In the Village Voice , Amy Taubin describes La Ciénaga as a “provincial tragicomedy á la Chekhov ”. In her brilliant debut film, Martel constructs her narrative from everyday occurrences, the constant comings and goings of the characters, and a cacophony of voices that vie for attention.

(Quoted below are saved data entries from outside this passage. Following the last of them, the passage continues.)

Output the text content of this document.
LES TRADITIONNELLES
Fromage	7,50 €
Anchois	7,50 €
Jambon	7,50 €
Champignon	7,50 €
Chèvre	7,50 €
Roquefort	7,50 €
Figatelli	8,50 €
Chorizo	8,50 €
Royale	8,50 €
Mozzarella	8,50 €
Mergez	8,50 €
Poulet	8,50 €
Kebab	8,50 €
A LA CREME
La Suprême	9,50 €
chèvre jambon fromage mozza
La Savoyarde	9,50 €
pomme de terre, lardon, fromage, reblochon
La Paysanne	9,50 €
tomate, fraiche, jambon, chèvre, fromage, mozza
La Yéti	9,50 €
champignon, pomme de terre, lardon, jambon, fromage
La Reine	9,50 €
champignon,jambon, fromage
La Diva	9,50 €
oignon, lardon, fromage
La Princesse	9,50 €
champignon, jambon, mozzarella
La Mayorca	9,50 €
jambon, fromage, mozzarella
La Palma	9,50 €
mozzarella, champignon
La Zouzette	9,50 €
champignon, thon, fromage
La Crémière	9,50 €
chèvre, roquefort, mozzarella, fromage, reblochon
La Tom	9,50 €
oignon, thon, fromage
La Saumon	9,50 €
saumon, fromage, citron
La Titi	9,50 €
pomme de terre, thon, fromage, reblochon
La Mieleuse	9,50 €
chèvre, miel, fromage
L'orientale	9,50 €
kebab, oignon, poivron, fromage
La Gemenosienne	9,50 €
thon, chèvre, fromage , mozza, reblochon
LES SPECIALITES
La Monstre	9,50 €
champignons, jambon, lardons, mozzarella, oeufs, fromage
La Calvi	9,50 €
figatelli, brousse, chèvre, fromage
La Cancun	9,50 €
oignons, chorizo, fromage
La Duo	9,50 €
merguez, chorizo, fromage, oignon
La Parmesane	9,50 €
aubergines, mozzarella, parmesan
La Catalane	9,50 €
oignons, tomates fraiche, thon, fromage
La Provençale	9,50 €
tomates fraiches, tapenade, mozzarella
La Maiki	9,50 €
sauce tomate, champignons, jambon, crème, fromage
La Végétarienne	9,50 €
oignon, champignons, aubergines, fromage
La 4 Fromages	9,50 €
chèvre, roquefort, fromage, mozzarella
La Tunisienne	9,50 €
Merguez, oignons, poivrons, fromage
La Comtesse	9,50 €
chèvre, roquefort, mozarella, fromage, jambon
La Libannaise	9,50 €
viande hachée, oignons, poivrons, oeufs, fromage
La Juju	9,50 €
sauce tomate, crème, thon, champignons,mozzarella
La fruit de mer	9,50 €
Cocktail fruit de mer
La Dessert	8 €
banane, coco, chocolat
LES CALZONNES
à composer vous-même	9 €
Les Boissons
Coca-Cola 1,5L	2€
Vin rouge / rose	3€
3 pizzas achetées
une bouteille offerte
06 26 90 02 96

So far, the film has received approval from 88 percent of Rotten Tomatoes critics and achieved an average rating of 6.9 out of a possible 10 points.

Awards

  • 2001: Silver Bear at the Berlinale
  • 2001: Award for best director, Graciela Borges as best actress, and for best sound at the Havana Film Festival
  • 2001: Award for Best Director and Best Actress for Mercedes Morán at the Clarín Entertainment Awards
  • 2002: Cóndor de Plata for best debut film, for Graciela Borges as best actress and for best camera at the award of the Association of Argentine Film Critics and Film Journalists

Web links

Individual evidence

  1. a b Cristina Moles Kaupp: Blood that mixes with red wine. In: Spiegel Online. February 8, 2001, accessed May 11, 2020 .
  2. La ciénaga - morass. In: kino.de. Ströer Media Brands GmbH, accessed on May 17, 2020 .
  3. ^ Fiona Clancy: Motherhood in crisis in Lucrecia Martel's Salta trilogy . In: Alphaville: Journal of Film and Screen Media . No. 10 , 2015, ISSN  2009-4078 , p. 1-12 ( ucc.ie ).
  4. La ciénaga. In: UC Berkeley Art Museum and Pacific Film Archive. The Regents of the University of California, accessed May 18, 2020 .
  5. ^ A b Eva-Christina Meier: Cinema for the attentive. In: taz. July 5, 2018, accessed May 17, 2020 .
  6. a b c Geri Krebs: In the suction of the swamp | NZZ. In: Neue Zürcher Zeitung. March 22, 2002, accessed May 15, 2020 .
  7. James Quandt: Holy Girls, Headless Women and Hapless Men. In: Toronto International Film Festival. February 18, 2018, accessed May 10, 2020 .
  8. a b c Manfred Hermes: Swampy suspension. In: Friday. August 30, 2002, accessed May 11, 2020 .
  9. ^ Kerstin Decker: Ode to putrefaction. In: Der Tagesspiegel. August 22, 2002, accessed May 10, 2020 .
  10. Sascha Westphal: "La Ciénaga". In: world. Axel Springer SE, August 22, 2002, accessed on May 10, 2020 .
  11. Nadine Lange: Record what happens. In: Der Tagesspiegel. August 22, 2002, accessed May 15, 2020 .
  12. Eddie Cockrell: The Swamp. In: Variety. March 1, 2001, accessed May 15, 2020 .
  13. ^ David Oubiña: La Ciénaga: What's Outside the Frame. In: The Criterion Collection. Retrieved May 19, 2020 (English).
  14. ^ Moritz Holfelder: Harter Blick: The Argentine film director Lucrecia Martel. In: Bayerischer Rundfunk. July 3, 2018, accessed May 19, 2020 .
  15. Amy Taubin: Temples of the Familiar | The Village Voice. In: The Village Voice. October 2, 2001, accessed May 19, 2020 .
  16. [1] In: Rotten Tomatoes. Retrieved May 18, 2020.